The good Muslims of Kano see their situation as “dynamic.” For these people, once the state is Muslim, and the culture Islamic, there can never be a crisis; the world is whole. This sets them apart from the rest of Nigeria, which lives in a perpetual state of crisis.
T
HE HOTEL
had an unusual number of black-and-white signs, perhaps done on a computer, asking guests not to take away the hotel fittings.
Some friendly local intellectuals in white gowns came to see me after dinner, and we talked by electric light in the sandy garden, away from the parked cars, between the hotel proper and the hotel’s “Calypso” restaurant. We fought off mosquitoes and sand-flies while we talked.
One man, a former Fulbright scholar, taught literature at the university. A man in a red fez did media, and worked for the government. A third man, modest and attractive, said he was “a tiny writer” in English.
They were all proud men of the north, and they had done much thinking about their identity in the mish-mash of Nigeria. They didn’t
appear at first to see the Kano the visitor saw. They saw growth and dynamism. Kano, they said, was an ancient trading centre and it still held its place, although the trans-Sahara trade had gone down.
Later, not understanding that they were saying something different, they said that Kano was conservative, and the challenge to it came now from education. There were two kinds of education. One was Western; the literature-teacher said he was part of that. And there was the traditional koranic system. This made people literate in Arabic, and sent them out into the “informal” network. That was a formal academic way of saying that the koranic system sent them out to shine shoes, to drive
okada
motorcycles, to hawk things in the street, and generally to do “low” work which kept them at a subsistence level. The koranic way, in fact, made the streets of Kano what they were.
This couldn’t have been an easy thing for these proud Islamic men to live with, but their heads were full of the problem of identity as reflected in language, and they let it pass.

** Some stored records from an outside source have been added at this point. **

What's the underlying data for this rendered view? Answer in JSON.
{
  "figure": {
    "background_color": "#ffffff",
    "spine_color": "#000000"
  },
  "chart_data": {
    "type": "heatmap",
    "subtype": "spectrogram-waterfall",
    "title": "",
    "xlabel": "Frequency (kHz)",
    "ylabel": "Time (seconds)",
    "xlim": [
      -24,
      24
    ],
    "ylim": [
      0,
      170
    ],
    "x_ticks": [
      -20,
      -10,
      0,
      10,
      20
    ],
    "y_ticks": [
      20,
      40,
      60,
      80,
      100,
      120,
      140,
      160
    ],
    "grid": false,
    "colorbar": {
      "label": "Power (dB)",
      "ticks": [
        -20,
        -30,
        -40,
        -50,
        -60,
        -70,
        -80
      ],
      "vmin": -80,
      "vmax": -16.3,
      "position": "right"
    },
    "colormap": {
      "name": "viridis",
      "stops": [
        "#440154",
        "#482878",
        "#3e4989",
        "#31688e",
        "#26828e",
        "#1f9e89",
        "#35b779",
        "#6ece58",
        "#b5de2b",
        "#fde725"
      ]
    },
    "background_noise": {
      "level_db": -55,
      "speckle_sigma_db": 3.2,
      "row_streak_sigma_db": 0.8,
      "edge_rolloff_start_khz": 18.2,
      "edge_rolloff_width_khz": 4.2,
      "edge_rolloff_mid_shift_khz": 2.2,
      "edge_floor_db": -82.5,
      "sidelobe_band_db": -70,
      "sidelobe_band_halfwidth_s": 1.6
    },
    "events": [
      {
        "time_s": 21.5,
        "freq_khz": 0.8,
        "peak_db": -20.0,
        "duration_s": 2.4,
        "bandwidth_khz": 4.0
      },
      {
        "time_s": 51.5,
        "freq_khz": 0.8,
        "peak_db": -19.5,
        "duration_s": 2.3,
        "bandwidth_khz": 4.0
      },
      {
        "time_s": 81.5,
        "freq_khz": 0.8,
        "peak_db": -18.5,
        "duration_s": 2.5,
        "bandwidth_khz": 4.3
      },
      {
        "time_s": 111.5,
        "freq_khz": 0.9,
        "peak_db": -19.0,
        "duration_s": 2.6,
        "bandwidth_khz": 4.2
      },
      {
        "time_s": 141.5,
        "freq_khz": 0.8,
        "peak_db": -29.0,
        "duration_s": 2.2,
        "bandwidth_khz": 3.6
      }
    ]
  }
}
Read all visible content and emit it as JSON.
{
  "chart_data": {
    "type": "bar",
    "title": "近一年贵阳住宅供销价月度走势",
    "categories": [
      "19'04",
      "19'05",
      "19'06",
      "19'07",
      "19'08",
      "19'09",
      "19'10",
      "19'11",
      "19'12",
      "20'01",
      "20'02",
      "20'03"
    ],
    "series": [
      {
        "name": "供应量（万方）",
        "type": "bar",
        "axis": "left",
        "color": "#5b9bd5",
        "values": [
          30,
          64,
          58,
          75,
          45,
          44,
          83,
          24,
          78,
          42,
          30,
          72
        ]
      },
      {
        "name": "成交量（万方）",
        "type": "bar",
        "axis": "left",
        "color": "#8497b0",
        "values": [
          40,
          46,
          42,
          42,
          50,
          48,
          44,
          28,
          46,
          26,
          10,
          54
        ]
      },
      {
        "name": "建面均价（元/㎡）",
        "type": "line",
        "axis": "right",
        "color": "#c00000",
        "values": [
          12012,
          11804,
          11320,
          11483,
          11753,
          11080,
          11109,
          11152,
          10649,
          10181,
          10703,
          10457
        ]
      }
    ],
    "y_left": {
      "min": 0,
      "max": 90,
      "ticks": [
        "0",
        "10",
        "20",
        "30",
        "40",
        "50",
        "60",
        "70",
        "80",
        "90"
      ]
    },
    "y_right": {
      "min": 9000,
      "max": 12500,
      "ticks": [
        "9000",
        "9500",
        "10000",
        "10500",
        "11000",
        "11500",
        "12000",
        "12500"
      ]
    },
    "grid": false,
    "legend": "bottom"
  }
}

The literature-teacher said they were inward-looking people. They wrote in Hausa, a language of the north; they had very few English writers. He said, “We want to look out, but all these writers write in Hausa.”
The man in the fez, the media man, said, “We need new ideas.”
The man who said he was a “tiny writer in English” said, “Kano is a strange place. I look at people who are happy one minute and very unhappy the next. All right and then angry by turns. I look at them because they are my characters, and I want to understand them.” He couldn’t say why they are angry. “They are not vocal. I don’t know why they are so alienated. I feel their anger even though we are an urbane and commercial centre.”